Anton Chekhov (1860-1904) published 530 short stories before his premature death from tuberculosis at 44. With hundreds of his short stories collected online, one way to limit your choice is with a selection. The seventeen stories selected by Rosamund Bartlett in 'About Love' are described as 'elusive and subtle, spare and unadorned…among Chekhov's most poignant and lyrical.' I borrowed a set from the Calderstones library to share in my community reading group.

Our group had already read Chekhov's 'The Lady with the Little Dog'. Set in Yalta, a fashionable resort in Crimea, it tells how a serially unfaithful husband sets out to seduce a lonely young woman who has come for a rest from her disappointing marriage. Did we believe the unhappily happy ending? Not all of us believed an experience of true love transformed this philandering male.
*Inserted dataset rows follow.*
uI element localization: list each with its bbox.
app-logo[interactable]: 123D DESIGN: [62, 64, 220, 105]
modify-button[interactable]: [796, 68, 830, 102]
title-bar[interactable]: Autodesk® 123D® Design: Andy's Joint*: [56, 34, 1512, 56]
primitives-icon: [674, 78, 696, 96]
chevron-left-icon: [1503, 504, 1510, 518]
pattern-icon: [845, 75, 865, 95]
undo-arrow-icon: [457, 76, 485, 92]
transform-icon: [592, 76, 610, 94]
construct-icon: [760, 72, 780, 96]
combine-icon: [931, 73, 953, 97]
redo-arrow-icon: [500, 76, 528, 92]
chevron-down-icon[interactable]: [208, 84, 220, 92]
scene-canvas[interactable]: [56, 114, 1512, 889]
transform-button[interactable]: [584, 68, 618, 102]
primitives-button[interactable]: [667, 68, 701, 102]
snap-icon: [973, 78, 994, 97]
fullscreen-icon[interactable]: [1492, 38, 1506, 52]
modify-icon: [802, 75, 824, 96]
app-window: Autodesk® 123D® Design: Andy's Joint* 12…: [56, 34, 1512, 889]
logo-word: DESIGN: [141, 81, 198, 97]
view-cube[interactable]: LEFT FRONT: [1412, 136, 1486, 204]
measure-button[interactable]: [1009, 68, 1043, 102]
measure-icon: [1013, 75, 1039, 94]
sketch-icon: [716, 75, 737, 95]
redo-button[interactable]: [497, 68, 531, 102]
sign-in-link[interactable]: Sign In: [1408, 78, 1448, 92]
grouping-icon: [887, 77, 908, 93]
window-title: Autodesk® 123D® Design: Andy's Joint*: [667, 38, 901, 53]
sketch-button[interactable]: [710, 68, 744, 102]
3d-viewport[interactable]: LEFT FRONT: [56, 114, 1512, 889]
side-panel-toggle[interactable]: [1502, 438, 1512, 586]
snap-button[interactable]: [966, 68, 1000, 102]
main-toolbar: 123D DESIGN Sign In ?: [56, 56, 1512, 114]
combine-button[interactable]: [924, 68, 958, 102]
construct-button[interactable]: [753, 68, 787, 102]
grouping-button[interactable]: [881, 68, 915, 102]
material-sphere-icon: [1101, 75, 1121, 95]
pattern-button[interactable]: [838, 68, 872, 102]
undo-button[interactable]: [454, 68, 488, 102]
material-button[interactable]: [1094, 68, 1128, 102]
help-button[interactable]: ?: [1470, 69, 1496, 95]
But it certainly led to a good discussion.

In 'On the Road', a man and woman meet in a traveller's room, where both are stranded on Christmas Eve due to a winter storm. The group admired Chekhov's description of the weather but took a firm dislike to the male character, Likharyov, who is travelling with his eight-year-old daughter. Likharyov regales Ilovaiskaya, an upper-class woman, with tales of his own fall into bankruptcy, speaking so long and loudly that his little daughter exclaims, 'He won't let me sleep with his talking'. Ilovaiskaya seems to find Likharyov's passionate nature rather attractive. Still, the group thought him a con artist that you would not want to meet in a lift, let alone an overnight waiting room.

Some later stories in the selection did not go down as well. Group numbers began to drop, and though the excuses were various, my co-leader and I wondered if the problem was Chekhov’s reputation as a serious and difficult author, which is not entirely fair. Some of his later stories, lacking an obvious narrative arc, easy moral or straightforward ending, did herald the modernist style, but there are others that the group found amusing.

In 'The Letter', an old village priest with a drinking problem is visiting his rather judgemental archdeacon. A junior deacon arrives. To his shame, the deacon's university-educated son, now living away, is eating meat during Lent and living with a married woman. The solution, according to the archdeacon, is a letter to the son, which the archdeacon dictates for him, in front of the fallen priest. The group enjoyed these characters' humour and found deeper issues to discuss. Are we, as parents, morally responsible for our children's waywardness? Would we prefer a simple faith rather than the difficulties of doubt? In the end, all three priests leave satisfied. The judgemental archdeacon is able to instruct others. The deacon adds a postscript to the letter that undoes all of the archdeacon's severity. The drunken priest manages to down four glasses of vodka.